Publication : mercredi 25 avril 2018

Les portes du bus s'ouvraient et se fermaient. Un nouvel arrêt, la routine, les visages et les petits matins froids. Les grands manteaux gris et noirs étaient voûtés comme si les vents de l'efficacité et de la rentabilité les ployaient. Parfois, un nez enrhumé, rouge et verruqueux, émergeait d'un col, aspirait de l'air et replongeait entre les plis de tissu. Les yeux embrumés contemplaient les trottoirs qui défilaient, les silhouettes fières des lampadaires et des panneaux de signalisation et penchées des vêtements. Les lumières urbaines s'éteignaient, celles des bureaux illuminaient les traits des ordinateurs et des machines à café.

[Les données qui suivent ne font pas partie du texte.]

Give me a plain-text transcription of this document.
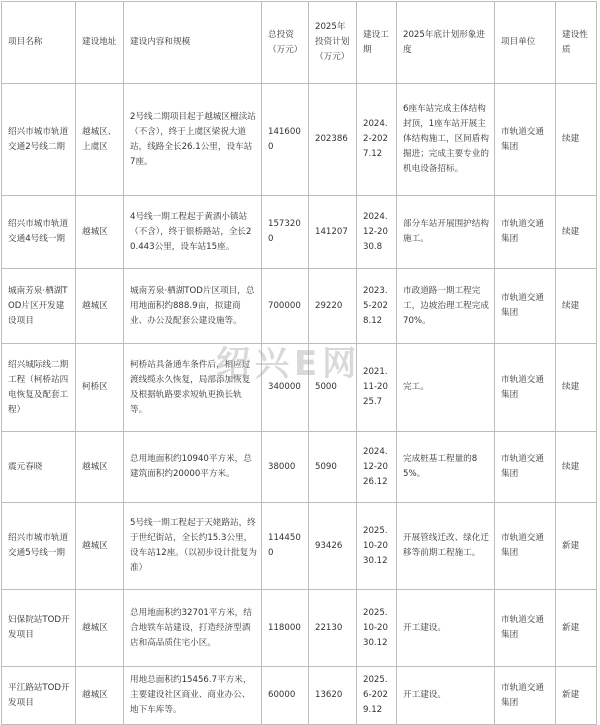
项目名称	建设地址	建设内容和规模	总投资（万元）	2025年投资计划（万元）	建设工期	2025年底计划形象进度	项目单位	建设性质
绍兴市城市轨道交通2号线二期	越城区、上虞区	2号线二期项目起于越城区檀渎站（不含），终于上虞区梁祝大道站，线路全长26.1公里，设车站7座。	1416000	202386	2024.2-2027.12	6座车站完成主体结构封顶，1座车站开展主体结构施工，区间盾构掘进；完成主要专业的机电设备招标。	市轨道交通集团	续建
绍兴市城市轨道交通4号线一期	越城区	4号线一期工程起于黄酒小镇站（不含），终于银桥路站，全长20.443公里，设车站15座。	1573200	141207	2024.12-2030.8	部分车站开展围护结构施工。	市轨道交通集团	续建
城南芳泉·栖湖TOD片区开发建设项目	越城区	城南芳泉·栖湖TOD片区项目，总用地面积约888.9亩，拟建商业、办公及配套公建设施等。	700000	29220	2023.5-2028.12	市政道路一期工程完工，边坡治理工程完成70%。	市轨道交通集团	续建
绍兴城际线二期工程（柯桥站四电恢复及配套工程）	柯桥区	柯桥站具备通车条件后，相应过渡线缆永久恢复，局部添加恢复及根据轨路要求短轨更换长轨等。	340000	5000	2021.11-2025.7	完工。	市轨道交通集团	续建
震元春晓	越城区	总用地面积约10940平方米，总建筑面积约20000平方米。	38000	5090	2024.12-2026.12	完成桩基工程量的85%。	市轨道交通集团	续建
绍兴市城市轨道交通5号线一期	越城区	5号线一期工程起于天姥路站，终于世纪街站，全长约15.3公里，设车站12座。（以初步设计批复为准）	1144500	93426	2025.10-2030.12	开展管线迁改、绿化迁移等前期工程施工。	市轨道交通集团	新建
妇保院站TOD开发项目	越城区	总用地面积约32701平方米，结合地铁车站建设，打造经济型酒店和高品质住宅小区。	118000	22130	2025.10-2030.12	开工建设。	市轨道交通集团	新建
平江路站TOD开发项目	越城区	用地总面积约15456.7平方米，主要建设社区商业、商业办公、地下车库等。	60000	13620	2025.6-2029.12	开工建设。	市轨道交通集团	新建
绍兴E网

Un nouvel arrêt, les portes s'ouvraient, déversaient des grappes noires, automatisées, vers leur emplacement. D'autres montaient, les portes se fermaient, le bus repartit. Le soleil se levait, il faisait flamboyer les carrosseries des véhicules, qui couraient joyeusement, profitaient de la fraîcheur matinale, encouragés au passage par les feux de signalisation.


Encore une vieillerie! Très peu de retouches, mais je n'ai pas pu résister.